The interface to numtostring() is a C-like interface. Apart from the choice of I/O operations in the main() test program shown in the question, the code could perfectly well be C instead of C++.
The requirement not to change the interface to numtostring() and for it to be recursive makes it messier and less efficient than it should be, doubly so if you're not allowed to use other library functions. In C++, you really shouldn't be mucking around with raw arrays of char and the like either. However, rules are rules. The code can be implemented without the numreverse() function — which fails when used to re-reverse numbers that end with one or more zeros (for example, 1000 reversed is 1, but 1 reversed is still 1, not 1000, or was that 100, 10, or even 1,000,000,000?).
The key trick with the recursion is to ensure that you have the base case identified and handled properly, and then that the recursive case builds on the base case. Here, the base case needs to be 'when the value is less than 10' and the recursive case (value at least 10) needs to get the string for the leading digits (corresponding to the value divided by 10) and then append a final digit.
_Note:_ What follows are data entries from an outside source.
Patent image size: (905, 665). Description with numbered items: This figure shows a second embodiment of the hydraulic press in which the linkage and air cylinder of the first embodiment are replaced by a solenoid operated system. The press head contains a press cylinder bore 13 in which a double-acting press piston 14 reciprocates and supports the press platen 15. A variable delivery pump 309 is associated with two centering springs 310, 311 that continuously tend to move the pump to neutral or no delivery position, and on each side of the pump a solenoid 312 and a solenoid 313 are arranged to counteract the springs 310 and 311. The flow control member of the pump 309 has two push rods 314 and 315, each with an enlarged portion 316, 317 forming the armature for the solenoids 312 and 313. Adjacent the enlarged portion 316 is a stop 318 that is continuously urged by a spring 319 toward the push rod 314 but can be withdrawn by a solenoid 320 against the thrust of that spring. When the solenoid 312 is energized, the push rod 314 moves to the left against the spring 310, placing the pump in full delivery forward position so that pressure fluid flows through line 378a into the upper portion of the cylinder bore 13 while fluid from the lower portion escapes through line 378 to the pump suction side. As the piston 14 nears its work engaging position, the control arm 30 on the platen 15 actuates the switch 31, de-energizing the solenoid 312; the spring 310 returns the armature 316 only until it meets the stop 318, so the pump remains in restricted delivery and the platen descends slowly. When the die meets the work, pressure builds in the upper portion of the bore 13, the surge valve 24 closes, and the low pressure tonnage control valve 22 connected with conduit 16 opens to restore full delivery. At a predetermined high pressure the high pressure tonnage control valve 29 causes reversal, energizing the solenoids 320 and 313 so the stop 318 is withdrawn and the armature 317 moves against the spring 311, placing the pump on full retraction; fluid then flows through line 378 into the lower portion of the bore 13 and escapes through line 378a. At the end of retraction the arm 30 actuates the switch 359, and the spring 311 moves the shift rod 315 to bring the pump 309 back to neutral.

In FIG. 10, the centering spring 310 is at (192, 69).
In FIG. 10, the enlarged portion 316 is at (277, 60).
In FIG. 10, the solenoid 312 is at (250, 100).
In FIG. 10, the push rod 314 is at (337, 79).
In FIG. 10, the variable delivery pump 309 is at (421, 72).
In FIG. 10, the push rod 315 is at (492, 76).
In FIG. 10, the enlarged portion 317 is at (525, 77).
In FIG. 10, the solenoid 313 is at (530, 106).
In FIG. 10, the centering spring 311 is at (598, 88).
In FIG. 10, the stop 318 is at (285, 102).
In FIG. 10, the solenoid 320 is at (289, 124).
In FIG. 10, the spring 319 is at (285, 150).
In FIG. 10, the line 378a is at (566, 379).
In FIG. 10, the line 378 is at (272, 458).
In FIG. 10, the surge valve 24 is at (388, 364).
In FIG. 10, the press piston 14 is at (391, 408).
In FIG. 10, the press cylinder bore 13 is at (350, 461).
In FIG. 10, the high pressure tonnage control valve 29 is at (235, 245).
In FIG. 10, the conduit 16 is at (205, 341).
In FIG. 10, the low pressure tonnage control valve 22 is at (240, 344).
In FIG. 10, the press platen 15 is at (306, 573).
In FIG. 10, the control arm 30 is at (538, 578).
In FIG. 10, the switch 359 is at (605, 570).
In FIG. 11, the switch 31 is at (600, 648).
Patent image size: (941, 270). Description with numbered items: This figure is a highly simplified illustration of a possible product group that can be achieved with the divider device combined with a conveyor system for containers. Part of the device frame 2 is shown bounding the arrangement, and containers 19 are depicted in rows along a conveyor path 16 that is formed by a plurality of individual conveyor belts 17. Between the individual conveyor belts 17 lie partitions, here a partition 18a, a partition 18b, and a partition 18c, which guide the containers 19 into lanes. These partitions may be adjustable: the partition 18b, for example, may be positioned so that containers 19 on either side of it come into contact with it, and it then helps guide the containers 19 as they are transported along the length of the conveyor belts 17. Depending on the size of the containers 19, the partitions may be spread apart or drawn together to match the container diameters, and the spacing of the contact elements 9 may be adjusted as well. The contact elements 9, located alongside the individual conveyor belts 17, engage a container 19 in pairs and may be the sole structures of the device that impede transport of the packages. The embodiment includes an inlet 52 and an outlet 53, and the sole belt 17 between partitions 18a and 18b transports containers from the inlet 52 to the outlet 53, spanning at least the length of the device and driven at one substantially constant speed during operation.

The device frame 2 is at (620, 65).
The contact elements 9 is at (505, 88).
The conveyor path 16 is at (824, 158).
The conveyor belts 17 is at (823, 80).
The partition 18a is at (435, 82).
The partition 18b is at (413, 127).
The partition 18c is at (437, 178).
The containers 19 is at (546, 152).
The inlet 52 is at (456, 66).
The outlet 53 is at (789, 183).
What makes it tricky is that the function can't assume anything about str except 'the pointer is to modifiable memory' and 'there is enough space to hold the number being formatted plus a terminal null' when it is first called. In particular, it can't assume that str has a null byte at the beginning. So, the base case must ensure that the string is null terminated; the recursive case must append to the 'known to be null terminated' string. This means that the code runs slower than it might with less stringent constraints because the recursive case has to find the end of the string to append its digits.
#include <iostream>
#include <cstring> // memset() - used in test code
using namespace std;
void numtostring(unsigned int n, char str[]);
int main()
{
int v;
while (cin >> v)
{
char n[32];
memset(n, '\xA5', sizeof(n));
numtostring(v, n);
cout << v << " == [" << n << "]\n";
}
}
void numtostring(unsigned int n, char str[])
{
if (n > 9)
{
numtostring(n / 10, str);
while (*str != '\0')
str++;
*str++ = n % 10 + '0';
*str = '\0';
}
else
{
*str++ = n % 10 + '0';
*str = '\0';
}
}
Sample run:
$ n2s < data.n2s
0 == [0]
1 == [1]
2 == [2]
3 == [3]
4 == [4]
5 == [5]
6 == [6]
7 == [7]
8 == [8]
9 == [9]
10 == [10]
11 == [11]
99 == [99]
100 == [100]
999 == [999]
1000 == [1000]
1001 == [1001]
1002 == [1002]
$
(The program source was in n2s.cpp and was compiled into program n2s, and the numbers to be converted were stored in data.n2s. The square brackets, and the memset() operation, simply ensure that the data is properly set by the formatting function.)
Code review helps
There's an ugly repetition in numtostring() above, and a little more thought shows that it is not only ugly but also unnecessary. A more streamlined version of the code is:
void numtostring(unsigned int n, char str[])
{
if (n > 9)
{
numtostring(n / 10, str);
while (*str != '\0')
str++;
}
*str++ = n % 10 + '0';
*str = '\0';
}
The while loop is a nuisance but necessary.
Using a helper function
Since numreverse() was allowed, it seems clear that the code could use functions that were written as part of the solution, so a more efficient solution uses a recursive helper function, but this solution also contravenes the rules because numreverse() is no longer itself recursive.
#include <iostream>
#include <cstring> // memset() - used in test code
using namespace std;
void numtostring(unsigned int n, char str[]);
int main()
{
int v;
while (cin >> v)
{
char n[32];
memset(n, '\xA5', sizeof(n));
numtostring(v, n);
cout << v << " == [" << n << "]\n";
}
}
static char *n2s_helper(unsigned int n, char *str)
{
if (n > 9)
str = n2s_helper(n / 10, str);
*str = n % 10 + '0';
return str + 1;
}
void numtostring(unsigned int n, char str[])
{
str = n2s_helper(n, str);
*str = '\0';
}
For the same input, it produces the same output. It is more efficient because it only writes one null byte into the result string, and because it doesn't need to find the end of the string each time it needs to add a digit. It would take a lot of conversions to spot the difference in performance, of course.
In both solutions, the operational code (numtostring() and n2s_helper()) are valid C functions, just as they are valid C++ functions, and their behaviour is the same in either language.